Lots of people have put out lots of guides on how to find and validate market problems. Or, as they often put it, how to “find a product idea.”
Most of these guides are about finding new market problems to solve as a startup. But the techniques are equally valuable if you need to find new features for an existing product, or come up with new products to augment your product portfolio.
- Paul Graham said “The very best startup ideas tend to have three things in common: they’re something the founders themselves want, that they themselves can build, and that few others realize are worth doing.” Graham’s essays are a great resource for thinking about products and startups, although I think that many failed startups have met those same criteria. In case you don’t know, Graham is also the founder of the most famous startup incubator, Y-Combinator.
- Amy Hoy’s approach to finding and validating a market problem is quite different from Paul Graham’s. For one thing, she’s more focused on “lifestyle businesses” versus becoming a billion dollar enterprise. Her technique is called a Sales Safari, and the big difference is that you aren’t solving *your own* problem. You can get the gist of the Sales Safari in this video. (You can attend her online course 30×500 – which I have not done – to learn more.) The fundamental idea of 30×500 is to find a problem that 500 people will pay you $30 a month to solve. This provides a good income if you are a sole proprietor.
- There are lots of other examples of that same approach – find a domain, not necessarily one that you know anything about, find where the people who work in that domain spend time, and start to listen. For example, Poornima Vijayashanker has some great online courses (some free) at Femgineer.com.

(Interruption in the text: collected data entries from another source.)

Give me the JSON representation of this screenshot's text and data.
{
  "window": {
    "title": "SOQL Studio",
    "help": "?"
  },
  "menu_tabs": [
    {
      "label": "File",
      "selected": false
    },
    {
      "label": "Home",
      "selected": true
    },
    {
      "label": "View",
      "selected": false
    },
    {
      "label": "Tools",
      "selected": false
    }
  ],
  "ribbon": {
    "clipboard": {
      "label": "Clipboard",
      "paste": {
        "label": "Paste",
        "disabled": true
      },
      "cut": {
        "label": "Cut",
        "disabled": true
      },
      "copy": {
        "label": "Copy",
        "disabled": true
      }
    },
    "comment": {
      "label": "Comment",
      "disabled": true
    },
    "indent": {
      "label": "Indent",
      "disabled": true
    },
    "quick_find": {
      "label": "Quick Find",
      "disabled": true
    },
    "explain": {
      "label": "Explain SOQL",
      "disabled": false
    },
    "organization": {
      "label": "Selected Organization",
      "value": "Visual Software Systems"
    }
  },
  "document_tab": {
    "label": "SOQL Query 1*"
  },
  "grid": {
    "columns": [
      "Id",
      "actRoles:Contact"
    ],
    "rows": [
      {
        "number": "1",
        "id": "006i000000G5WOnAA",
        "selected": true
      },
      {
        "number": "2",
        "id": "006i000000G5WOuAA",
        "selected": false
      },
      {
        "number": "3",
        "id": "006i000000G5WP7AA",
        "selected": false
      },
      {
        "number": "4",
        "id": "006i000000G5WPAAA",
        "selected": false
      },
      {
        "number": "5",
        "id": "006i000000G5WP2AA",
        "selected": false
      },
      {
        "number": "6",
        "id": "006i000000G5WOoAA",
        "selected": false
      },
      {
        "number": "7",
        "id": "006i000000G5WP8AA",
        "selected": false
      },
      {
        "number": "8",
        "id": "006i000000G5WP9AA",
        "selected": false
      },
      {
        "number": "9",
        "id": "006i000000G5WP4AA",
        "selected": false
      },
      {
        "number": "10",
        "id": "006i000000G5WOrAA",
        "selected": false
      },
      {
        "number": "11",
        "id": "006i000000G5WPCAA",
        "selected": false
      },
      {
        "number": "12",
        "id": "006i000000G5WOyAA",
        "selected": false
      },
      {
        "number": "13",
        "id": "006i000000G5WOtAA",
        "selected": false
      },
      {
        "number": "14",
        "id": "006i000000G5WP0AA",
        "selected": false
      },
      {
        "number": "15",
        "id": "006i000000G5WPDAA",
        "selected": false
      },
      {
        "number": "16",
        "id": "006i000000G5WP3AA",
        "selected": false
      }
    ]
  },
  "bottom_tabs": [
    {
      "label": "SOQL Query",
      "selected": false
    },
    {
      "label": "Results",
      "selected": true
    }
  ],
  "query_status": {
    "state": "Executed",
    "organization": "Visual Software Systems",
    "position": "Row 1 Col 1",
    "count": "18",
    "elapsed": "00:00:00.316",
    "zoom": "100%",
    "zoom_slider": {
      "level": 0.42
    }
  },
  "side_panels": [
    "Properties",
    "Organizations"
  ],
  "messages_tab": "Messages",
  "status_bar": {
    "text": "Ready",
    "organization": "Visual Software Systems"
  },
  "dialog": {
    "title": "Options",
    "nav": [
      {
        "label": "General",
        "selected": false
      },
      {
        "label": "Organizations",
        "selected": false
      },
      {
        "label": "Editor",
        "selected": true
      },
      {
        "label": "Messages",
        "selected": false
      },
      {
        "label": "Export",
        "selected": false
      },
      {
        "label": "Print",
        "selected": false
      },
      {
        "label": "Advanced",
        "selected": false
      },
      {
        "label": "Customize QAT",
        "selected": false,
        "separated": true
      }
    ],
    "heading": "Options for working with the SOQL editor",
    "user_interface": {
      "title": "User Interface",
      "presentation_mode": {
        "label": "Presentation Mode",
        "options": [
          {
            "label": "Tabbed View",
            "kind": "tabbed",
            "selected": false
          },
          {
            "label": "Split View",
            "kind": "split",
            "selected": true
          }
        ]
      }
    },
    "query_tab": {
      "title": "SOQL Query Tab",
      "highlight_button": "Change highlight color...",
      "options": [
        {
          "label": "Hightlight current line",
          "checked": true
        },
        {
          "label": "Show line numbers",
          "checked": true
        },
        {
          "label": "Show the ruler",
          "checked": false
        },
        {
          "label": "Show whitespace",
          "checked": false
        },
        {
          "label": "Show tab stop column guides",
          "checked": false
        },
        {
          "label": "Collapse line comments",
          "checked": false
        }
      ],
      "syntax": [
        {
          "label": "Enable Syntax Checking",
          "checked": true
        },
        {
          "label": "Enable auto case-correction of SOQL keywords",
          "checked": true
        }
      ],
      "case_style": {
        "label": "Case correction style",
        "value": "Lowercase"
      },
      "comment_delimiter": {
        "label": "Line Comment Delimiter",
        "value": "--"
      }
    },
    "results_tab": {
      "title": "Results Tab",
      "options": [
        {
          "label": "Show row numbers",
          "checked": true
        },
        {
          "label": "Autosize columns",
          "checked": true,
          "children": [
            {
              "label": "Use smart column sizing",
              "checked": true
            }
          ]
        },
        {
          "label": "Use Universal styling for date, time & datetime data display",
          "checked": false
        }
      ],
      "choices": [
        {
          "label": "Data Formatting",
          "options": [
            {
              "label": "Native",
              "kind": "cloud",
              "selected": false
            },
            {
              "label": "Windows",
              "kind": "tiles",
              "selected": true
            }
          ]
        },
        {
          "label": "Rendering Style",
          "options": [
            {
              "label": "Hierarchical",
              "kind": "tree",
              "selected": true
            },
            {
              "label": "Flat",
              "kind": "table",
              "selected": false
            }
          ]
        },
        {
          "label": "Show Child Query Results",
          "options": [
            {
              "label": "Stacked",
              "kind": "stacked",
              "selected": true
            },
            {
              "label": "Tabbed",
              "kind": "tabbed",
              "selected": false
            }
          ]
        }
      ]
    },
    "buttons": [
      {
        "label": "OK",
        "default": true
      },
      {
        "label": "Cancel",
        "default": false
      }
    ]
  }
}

- Then there’s just going out and talking to customers or potential customers and exploring what their biggest problems are. This is best illustrated by Justin Wilcox’s “How I Interview Customers” video.You have to start with some idea of what you might want to work on – a hypothesis about a problem. But instead of starting to build something, you start talking to people who might have that problem. You can validate they have the problem, that it’s urgent, and that they’ll pay for a solution. His videos help you get started doing that.
- This Slideshare deck on “Entrepreneurship 101: Finding and Validating Your Idea” is a good summary of various “finding a market problem” approaches. It’s from The MaRS Discovery District, an innovation hub, incubator and accelerator in Toronto. It does a good job of bringing many different techniques together into one place.
I hope you find some of these links valuable and interesting for helping you find and validate market problems that you can solve with your startup, or your corporation.